In years past, the decision might have come more quickly. Indeed, the stewards might well have decided not to impose the recommended penalty and reached a conclusion similar to that reached by the Commission.

But, in the aftermath of a controversial 2015 decision made by the stewards not to disqualify Corvus, the winner of that year’s Maryland Million Nursery, after he tested positive for isoxsuprine, the Commission essentially eliminated the stewards’ discretion on such matters.

“The stewards threw the book at (Eppler) based on the rule,” Hayden said.

Adam Campola, the state’s administrative steward agreed. He said that the stewards followed the guidance they’d been given by the Commission but that Catherine Bellinger, the assistant attorney general who represents the stews, told them that the recent rulings in Kentucky and the latest science would make it hard to uphold the case.

As a result, Campola said, “We didn’t fight” for the ruling.

At the same time, though, the Commission felt it important to impose some sort of penalty under racing’s “absolute insurer” rule because it believed Eppler to be responsible. Though Eppler had “no idea” where the medication came from – “I questioned every one of my employees and no one was taking cough medicine at the time,” she added – she also was unable to offer compelling evidence pointing to environmental contamination, which might have convinced the Commission to revoke the penalties altogether.

And then there’s the question of how all of this affects the game’s integrity.

Wilson, a trainer since the mid-1970s, said he’s concerned when the Commission weakens a medication ruling.

“It’s sending out a bad message,” he said. “Trainers are going to get away with what they’re going to get away with.”

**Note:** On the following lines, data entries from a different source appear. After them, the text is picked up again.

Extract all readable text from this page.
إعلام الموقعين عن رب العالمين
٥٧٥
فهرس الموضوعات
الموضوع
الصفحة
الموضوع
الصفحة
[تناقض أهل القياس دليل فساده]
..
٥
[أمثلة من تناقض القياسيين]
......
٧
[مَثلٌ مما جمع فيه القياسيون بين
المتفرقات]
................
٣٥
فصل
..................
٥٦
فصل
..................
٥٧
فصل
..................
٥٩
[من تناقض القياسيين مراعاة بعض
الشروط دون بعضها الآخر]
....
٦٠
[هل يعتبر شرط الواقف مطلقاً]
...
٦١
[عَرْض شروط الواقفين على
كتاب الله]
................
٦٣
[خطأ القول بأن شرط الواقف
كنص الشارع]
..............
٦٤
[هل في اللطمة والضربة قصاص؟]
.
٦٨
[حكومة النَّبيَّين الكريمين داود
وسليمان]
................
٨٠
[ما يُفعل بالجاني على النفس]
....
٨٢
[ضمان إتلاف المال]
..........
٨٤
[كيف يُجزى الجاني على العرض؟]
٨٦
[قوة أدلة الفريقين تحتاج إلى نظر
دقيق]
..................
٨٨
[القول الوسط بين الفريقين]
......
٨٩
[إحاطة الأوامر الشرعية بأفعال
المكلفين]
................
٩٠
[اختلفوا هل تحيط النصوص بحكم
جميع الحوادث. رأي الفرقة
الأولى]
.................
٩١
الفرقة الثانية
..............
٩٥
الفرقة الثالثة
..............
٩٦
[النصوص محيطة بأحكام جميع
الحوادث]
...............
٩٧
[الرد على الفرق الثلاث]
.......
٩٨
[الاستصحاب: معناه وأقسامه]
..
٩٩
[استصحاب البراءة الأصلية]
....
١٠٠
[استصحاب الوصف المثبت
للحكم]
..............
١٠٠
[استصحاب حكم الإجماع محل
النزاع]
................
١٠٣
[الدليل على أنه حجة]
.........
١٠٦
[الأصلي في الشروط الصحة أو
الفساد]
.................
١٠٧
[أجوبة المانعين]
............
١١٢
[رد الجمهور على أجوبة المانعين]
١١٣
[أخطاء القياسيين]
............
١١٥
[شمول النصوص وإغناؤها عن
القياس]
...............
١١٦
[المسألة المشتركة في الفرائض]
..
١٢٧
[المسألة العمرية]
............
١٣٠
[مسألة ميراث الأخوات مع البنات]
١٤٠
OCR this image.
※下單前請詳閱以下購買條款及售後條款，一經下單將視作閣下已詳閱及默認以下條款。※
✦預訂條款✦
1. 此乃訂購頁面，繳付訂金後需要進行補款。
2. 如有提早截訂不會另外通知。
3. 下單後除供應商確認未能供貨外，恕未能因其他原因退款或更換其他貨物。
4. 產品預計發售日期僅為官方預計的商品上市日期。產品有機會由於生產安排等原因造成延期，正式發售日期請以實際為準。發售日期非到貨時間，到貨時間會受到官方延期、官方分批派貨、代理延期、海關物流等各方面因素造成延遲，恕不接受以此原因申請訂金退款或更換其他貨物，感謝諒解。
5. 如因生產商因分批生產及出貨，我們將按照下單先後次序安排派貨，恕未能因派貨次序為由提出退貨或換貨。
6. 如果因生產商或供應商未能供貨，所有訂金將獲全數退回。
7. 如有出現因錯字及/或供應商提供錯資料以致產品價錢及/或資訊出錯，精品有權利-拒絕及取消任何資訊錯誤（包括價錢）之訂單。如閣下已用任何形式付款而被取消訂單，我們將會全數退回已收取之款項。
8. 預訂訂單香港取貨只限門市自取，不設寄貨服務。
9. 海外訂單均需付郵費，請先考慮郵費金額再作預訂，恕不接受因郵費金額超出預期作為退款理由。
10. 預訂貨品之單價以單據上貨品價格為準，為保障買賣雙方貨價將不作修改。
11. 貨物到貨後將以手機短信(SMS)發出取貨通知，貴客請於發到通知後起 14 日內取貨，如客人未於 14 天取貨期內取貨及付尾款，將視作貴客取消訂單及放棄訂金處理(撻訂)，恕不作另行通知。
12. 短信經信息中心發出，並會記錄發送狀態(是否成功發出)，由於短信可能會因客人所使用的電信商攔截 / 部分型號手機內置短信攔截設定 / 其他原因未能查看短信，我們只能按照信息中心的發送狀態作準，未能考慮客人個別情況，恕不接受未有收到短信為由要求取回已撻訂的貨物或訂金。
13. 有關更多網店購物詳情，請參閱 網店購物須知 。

Eppler expresses a different, though related concern: that the industry focuses on minor violations like these at the expense of catching genuine cheats.

“If I had done something, I would have admitted it. It was like I was put in jail and I’m innocent,” she said. “I think (catching up honest trainers) is lowering the integrity of racing. They need to really crack down on the people that are using things.”